В этот момент дверца шкафа в Долькиной комнате отворилась, и начали из шкафа выходить призраки убитых детей. Все бледные, с блуждающими улыбками и лихорадочно блестящими глазками. Вышло их штук сто, не меньше. Только потому и поместились в комнате, что часть перешла на стены, а часть на потолок.
Долька с мамой забились в угол и замерли там на корточках, вцепившись друг в дружку и дрожа.

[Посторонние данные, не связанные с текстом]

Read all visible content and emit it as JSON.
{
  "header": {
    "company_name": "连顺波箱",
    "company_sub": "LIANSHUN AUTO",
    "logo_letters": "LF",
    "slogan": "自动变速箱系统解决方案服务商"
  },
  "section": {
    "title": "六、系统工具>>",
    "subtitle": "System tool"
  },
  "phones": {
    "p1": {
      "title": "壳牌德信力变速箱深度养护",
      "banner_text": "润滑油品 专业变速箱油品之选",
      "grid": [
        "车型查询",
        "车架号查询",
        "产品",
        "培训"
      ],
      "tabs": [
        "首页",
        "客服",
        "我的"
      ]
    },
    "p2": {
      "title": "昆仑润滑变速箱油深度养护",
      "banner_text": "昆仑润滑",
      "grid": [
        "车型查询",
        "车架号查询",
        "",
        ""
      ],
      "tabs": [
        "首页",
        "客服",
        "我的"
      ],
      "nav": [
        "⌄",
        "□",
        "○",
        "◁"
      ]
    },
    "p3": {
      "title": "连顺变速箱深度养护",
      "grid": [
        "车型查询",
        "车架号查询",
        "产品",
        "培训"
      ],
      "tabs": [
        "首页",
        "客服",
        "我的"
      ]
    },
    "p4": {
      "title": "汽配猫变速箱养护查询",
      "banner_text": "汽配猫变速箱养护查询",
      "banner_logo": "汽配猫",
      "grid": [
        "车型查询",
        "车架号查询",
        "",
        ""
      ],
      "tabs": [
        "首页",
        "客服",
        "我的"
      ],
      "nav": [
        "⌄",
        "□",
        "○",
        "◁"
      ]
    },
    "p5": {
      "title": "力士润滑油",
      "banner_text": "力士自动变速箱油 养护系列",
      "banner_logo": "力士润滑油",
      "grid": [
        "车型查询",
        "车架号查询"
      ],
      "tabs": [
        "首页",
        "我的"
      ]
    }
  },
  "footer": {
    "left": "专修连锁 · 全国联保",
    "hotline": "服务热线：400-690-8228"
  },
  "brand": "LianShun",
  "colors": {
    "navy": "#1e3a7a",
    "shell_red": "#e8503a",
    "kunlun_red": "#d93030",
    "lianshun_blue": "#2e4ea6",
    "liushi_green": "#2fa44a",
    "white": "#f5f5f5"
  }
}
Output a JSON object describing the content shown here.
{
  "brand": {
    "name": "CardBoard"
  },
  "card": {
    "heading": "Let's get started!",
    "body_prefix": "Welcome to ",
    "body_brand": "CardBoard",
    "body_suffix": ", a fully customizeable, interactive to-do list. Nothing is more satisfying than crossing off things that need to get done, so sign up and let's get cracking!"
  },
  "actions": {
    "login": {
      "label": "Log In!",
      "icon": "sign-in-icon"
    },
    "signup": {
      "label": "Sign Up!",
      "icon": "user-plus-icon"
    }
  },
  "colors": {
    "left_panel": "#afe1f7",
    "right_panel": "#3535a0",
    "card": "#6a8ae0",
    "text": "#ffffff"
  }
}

Обе от страха описались, и лужица натекла им под ноги.
Подходит к ним один из призраков, маленький и злобный, и говорит: «Смотрите, сучки, только попробуйте Федора Михайловича сдать! Пожалеете, что родились», – и смачно плюет под ноги Дольке и ее маме.
Слюна же его, попав в лужицу мочи и зашипев кислотно, растеклась по ней чернильным пятном.
Такие вот скверные сны Дольке снились.
И, бывало, просыпалась она с криком: «Спасите!» – тогда на крик сбегались все соседи, выламывали дверь в ее квартиру и начинали Дольку спасать, как могли, а Долька, отбиваясь от толпы спасителей, кричала на них: «Да идите вы к черту!» – и соседи, вместе с Долькиной мамой и новым папой, выходили из дома и бродили по ночным улицам в поисках черта.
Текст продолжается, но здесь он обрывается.